Mont-Laurier, 28juin 2010 — Au cours de la dernière session parlementaire à Ottawa, il est devenu évident que la reconnaissance de la nation québécoise par la Chambre des communes ne s’accompagnera jamais d’aucune mesure concrète et que le désir de vouloir réduire le poids politique du Québec en augmentant le nombre de députés de l’Ontario et de l’Ouest canadien n’augure rien de bon. « Ce n’est pas seulement sur le plan politique, mais aussi sur le plan économique que la nation québécoise est mal servie par le fédéralisme. Dès le deuxième jour de la session, la lecture du budget ne tenait aucunement compte des besoins du Québec, que ce soit dans les domaines de la forêt, de l'aéronautique, de l'environnement ou de la culture.
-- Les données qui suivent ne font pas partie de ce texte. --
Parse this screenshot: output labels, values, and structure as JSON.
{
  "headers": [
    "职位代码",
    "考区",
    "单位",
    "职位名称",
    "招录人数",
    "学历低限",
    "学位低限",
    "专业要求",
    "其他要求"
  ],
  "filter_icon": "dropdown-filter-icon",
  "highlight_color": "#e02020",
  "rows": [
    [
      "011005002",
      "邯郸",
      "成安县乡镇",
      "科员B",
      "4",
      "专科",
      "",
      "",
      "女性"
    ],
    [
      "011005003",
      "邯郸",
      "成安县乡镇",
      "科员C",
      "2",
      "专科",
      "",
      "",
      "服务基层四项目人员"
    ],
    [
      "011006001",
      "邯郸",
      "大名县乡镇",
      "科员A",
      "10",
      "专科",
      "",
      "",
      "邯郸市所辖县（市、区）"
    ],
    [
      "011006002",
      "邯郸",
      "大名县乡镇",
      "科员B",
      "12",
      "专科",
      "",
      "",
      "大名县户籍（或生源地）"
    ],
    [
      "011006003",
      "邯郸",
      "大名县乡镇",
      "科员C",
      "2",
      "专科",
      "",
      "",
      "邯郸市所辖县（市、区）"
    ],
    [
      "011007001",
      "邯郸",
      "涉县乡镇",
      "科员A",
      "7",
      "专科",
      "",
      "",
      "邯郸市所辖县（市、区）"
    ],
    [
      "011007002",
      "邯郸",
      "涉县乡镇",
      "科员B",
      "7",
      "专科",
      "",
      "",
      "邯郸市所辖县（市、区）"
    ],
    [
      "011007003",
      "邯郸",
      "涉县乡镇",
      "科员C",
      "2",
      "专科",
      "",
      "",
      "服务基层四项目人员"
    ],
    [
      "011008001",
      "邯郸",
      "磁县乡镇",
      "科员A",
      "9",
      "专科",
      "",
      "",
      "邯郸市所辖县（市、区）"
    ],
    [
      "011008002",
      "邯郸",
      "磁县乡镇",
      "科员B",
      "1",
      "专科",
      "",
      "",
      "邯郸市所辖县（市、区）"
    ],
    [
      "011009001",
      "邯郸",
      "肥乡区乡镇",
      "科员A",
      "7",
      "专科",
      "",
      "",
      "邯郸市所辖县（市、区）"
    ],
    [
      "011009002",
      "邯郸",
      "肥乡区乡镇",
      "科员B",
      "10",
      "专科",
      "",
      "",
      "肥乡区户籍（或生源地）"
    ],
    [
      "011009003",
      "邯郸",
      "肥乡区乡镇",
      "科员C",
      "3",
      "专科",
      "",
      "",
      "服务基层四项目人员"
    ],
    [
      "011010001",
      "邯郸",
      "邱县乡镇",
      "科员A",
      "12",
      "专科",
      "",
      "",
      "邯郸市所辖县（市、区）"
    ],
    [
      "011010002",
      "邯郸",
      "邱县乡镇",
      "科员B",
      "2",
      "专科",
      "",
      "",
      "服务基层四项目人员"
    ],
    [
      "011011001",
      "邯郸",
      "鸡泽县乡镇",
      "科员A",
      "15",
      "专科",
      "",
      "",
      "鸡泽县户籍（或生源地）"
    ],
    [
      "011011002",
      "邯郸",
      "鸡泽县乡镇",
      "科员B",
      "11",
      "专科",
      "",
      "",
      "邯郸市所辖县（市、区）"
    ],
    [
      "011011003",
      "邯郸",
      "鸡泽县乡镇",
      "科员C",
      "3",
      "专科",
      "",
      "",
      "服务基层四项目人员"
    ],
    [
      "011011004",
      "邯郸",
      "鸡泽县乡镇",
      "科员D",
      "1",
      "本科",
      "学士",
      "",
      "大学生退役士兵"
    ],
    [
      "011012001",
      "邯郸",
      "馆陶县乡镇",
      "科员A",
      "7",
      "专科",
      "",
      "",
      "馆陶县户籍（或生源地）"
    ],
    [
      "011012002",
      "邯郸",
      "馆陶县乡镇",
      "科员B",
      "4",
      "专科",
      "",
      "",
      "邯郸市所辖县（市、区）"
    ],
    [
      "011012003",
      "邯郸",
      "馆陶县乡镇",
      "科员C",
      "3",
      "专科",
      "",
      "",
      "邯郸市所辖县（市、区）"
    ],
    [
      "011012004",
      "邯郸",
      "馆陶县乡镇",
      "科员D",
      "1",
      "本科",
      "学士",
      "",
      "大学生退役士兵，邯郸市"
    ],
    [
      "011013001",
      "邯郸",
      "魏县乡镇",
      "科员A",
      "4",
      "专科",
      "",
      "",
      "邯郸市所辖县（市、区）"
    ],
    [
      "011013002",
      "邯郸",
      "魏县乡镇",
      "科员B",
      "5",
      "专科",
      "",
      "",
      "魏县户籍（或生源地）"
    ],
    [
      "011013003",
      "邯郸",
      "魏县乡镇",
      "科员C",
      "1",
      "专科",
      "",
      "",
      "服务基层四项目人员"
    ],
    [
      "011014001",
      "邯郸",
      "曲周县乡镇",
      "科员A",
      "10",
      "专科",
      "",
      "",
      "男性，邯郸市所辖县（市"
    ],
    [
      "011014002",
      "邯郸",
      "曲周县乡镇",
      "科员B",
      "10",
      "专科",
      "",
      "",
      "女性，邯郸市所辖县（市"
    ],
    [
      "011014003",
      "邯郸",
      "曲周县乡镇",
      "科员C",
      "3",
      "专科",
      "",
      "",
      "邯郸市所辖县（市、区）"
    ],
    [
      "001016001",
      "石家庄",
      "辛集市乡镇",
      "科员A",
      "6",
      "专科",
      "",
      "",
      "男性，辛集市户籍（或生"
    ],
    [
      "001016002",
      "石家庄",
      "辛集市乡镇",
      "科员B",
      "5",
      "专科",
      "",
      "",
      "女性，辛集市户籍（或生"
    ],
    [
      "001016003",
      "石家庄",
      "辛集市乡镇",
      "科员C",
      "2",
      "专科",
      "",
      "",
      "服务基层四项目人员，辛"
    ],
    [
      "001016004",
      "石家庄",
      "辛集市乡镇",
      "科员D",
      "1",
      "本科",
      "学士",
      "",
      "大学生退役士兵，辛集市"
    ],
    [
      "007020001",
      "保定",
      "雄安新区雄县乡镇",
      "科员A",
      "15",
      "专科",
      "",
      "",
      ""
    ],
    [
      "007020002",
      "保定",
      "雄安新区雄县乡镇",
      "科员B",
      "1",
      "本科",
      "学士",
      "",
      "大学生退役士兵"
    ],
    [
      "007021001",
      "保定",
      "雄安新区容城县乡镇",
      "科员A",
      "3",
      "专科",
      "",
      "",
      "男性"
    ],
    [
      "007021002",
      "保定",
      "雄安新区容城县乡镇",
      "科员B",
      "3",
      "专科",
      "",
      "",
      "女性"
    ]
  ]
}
Or, ce budget insatisfaisant a été adopté grâce à la faiblesse des Libéraux », a expliqué Johanne Deschamps.
En plus de son projet de loi pour la création d’un crédit d’impôt pour les diplômés qui s’installent dans les régions désignées, la députée de Laurentides-Labelle a été très active dans le dossier du projet de loi visant à privilégier l'utilisation du bois comme matériau de construction dans les projets de bâtiments fédéraux. À titre de porte-parole à la Coopération internationale et porte-parole adjointe aux Affaires étrangères, elle a aussi déposé un projet de loi pour mieux encadrer l’activité des compagnies canadiennes à l’étranger. « Bien que la grande majorité des compagnies canadiennes respectent les droits humains et l’environnement lorsqu’elles exercent à l’étranger, il existe encore malheureusement des écarts de conduite de certaines compagnies qui sont tout à fait inacceptables », a déclaré la députée du Bloc.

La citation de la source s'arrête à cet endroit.